The 2020 credit rating by major sovereign rating agencies including Standard and Poors, Moody's and Fitch placed Kenya at B+ with negative outlook, a downgrade from the previous review.
Moody’s Investors Service on other hand revised the outlook on Kenya’s rating to negative from stable, citing the country’s rising risks to meet its borrowing requirements and debt payments.
The agency affirmed the B2 rating due to the country’s diversified economy “with high growth potential and quite deep domestic financial markets".
The inclusion of state agencies loans and counties in the public debt will push the country's debts above a ceiling of Sh9.1 trillion set in 2019.
Treasury is said to be seeking the debt ceiling to be increased from Sh9 billion to Sh12 billion but some MPs have indicated that they will oppose the plans.
Some lawmakers say it would be untenable to allow the Treasury to go on another borrowing spree by raising the debt ceiling.
They say the proposal might not sail through Parliament because of the country’s sorry economic situation.
Sirma said the purpose of borrowing is partly to finance projects approved by Parliament.
Makueni senator Mutula Kilonzo Jr said the National Treasury must make public or sumbit to Parliament on a regular basis status of all public debt.
Nominated senator Rose Nyamunga echoed Mutula's sentiments saying members need to be updated frequently on the status of the debts.
“We need to know the age of each debt and the projects being undertaken by each borrowing,” she said.
National Treasury Chief Administrative Secretary Nelson Gaichuhie could not state how high they want the debt ceiling to be raised.

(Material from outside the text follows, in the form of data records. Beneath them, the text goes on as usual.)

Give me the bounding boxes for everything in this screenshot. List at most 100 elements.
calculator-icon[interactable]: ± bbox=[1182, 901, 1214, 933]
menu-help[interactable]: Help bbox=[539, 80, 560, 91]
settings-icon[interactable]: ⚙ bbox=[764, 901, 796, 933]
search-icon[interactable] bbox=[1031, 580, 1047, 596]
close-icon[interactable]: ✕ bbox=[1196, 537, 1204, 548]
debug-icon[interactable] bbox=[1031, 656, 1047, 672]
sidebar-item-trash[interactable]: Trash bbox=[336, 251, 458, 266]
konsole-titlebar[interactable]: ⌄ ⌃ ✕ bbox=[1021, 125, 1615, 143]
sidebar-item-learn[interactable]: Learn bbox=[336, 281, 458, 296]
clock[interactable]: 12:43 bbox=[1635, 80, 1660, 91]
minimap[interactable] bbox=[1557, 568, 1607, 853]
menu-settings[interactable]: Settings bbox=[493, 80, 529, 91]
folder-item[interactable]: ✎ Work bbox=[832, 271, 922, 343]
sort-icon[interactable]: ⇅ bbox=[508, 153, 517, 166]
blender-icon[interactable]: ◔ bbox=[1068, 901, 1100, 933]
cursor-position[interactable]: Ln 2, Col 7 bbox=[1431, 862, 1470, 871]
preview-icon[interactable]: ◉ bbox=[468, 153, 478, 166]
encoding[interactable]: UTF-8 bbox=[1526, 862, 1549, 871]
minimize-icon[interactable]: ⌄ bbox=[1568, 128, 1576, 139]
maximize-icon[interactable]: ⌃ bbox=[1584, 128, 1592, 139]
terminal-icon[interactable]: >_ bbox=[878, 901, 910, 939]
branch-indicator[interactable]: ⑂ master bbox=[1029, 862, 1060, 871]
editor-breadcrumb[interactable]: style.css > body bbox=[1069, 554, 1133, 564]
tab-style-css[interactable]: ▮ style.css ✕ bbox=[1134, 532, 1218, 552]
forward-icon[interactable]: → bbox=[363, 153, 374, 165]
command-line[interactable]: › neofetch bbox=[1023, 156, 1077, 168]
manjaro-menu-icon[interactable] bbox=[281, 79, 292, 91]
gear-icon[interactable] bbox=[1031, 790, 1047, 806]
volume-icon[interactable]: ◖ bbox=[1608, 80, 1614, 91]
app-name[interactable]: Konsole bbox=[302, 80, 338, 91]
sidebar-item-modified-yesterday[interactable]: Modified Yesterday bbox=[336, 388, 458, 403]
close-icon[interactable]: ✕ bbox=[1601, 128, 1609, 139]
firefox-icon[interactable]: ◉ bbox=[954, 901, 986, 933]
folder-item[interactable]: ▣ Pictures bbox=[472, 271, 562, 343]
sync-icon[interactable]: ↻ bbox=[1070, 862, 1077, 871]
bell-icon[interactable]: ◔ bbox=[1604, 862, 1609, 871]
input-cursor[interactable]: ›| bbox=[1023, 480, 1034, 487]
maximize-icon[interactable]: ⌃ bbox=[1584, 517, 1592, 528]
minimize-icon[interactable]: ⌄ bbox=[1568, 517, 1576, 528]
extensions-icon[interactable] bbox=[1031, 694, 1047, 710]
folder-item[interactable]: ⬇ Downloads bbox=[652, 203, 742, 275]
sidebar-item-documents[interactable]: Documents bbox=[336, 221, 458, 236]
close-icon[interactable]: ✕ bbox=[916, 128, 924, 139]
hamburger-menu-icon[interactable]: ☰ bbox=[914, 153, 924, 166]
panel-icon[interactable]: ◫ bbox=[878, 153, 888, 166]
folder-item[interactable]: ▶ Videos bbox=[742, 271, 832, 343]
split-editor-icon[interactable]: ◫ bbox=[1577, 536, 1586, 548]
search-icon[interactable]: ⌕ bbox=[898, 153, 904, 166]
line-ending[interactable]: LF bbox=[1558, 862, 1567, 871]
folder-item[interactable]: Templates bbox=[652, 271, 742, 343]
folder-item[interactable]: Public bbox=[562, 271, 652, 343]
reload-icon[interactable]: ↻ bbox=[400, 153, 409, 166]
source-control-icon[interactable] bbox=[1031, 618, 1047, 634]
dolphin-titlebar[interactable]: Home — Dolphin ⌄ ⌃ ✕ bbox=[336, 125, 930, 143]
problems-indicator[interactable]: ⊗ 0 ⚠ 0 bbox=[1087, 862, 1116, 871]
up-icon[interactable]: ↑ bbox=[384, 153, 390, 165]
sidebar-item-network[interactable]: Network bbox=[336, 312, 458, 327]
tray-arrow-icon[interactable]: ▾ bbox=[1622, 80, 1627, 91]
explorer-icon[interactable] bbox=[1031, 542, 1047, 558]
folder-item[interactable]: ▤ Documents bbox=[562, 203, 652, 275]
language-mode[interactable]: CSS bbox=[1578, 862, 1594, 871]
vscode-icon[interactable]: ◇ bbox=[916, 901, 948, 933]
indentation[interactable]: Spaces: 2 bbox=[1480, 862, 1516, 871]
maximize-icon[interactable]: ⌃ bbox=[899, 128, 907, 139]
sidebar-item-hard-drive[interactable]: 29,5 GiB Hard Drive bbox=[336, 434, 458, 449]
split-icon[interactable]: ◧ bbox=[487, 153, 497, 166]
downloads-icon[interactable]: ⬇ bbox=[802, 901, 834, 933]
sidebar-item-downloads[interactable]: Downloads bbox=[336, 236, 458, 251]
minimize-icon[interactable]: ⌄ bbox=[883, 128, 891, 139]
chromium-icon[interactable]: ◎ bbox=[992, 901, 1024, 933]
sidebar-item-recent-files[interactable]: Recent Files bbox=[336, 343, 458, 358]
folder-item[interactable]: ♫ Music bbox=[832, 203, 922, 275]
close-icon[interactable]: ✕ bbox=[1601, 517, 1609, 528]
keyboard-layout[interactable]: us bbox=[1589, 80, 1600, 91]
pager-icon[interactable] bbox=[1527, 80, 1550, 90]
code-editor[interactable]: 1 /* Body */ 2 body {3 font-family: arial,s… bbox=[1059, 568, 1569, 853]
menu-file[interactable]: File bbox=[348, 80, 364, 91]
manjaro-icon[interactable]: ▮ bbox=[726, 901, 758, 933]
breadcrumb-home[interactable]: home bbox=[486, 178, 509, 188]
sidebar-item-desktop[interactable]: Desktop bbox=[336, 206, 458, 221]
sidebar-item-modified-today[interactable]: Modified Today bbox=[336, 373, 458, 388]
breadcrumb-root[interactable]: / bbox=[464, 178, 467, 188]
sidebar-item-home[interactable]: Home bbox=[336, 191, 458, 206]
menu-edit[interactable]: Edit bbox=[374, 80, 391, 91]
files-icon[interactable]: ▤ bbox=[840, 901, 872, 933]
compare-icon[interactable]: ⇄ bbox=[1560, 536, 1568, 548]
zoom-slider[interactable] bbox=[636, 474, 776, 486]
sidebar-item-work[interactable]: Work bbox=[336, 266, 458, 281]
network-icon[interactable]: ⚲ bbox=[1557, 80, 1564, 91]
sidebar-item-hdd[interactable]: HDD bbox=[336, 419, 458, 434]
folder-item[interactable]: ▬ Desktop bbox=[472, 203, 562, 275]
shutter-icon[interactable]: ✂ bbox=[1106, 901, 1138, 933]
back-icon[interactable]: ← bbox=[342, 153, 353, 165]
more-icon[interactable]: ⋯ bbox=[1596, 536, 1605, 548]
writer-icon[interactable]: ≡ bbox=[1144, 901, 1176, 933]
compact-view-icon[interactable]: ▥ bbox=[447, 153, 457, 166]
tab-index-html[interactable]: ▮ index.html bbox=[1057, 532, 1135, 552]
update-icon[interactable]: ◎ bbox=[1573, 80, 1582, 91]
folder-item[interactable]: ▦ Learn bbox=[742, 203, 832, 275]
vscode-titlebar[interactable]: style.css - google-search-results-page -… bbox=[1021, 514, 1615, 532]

“On how much we want it raised, we first have to look at what we intend to do with the money. That is when we will get the specific figure and the time we need the money,” he explained.
The strategy developed by the National Treasury to manage public covers the period 2021/22 to 2023/24 financial years.
The size and structure of the existing public debt, non-performing guarantees, the size of the fiscal deficit and macro-economic assumptions in the 2021 Budget Policy Statement were considered while developing the strategy.
The strategy entails active debt management operations to lengthen the maturity structure of domestic debt.
This would be achieved by issuing more Treasury Bonds and less Treasury Bills and replacing external commercial short-term debts with longer dated debt instruments to smoothen the debt service maturity structure.
Reporting on public debt and borrowing would be enhanced in accordance with the Constitution and international best practice.
“In addition, the capacity in the Public Debt Management Office will be strengthened,” said Sirma.
He noted that the domestic debt market has been the major source of funding of the fiscal deficits but the market remains shallow and dominated by commercial banks.
“The reforms to deepen the domestic debt market include enhancement of infrastructure through automation of processes, restructuring of interbank reporting and setting up of Over-the-Counter (OTC) trading platform to complement the Nairobi Securities Exchange,” he stated.
Sirma said the strategy will be adjusted to align to any policy changes to ensure debt remains within sustainable levels.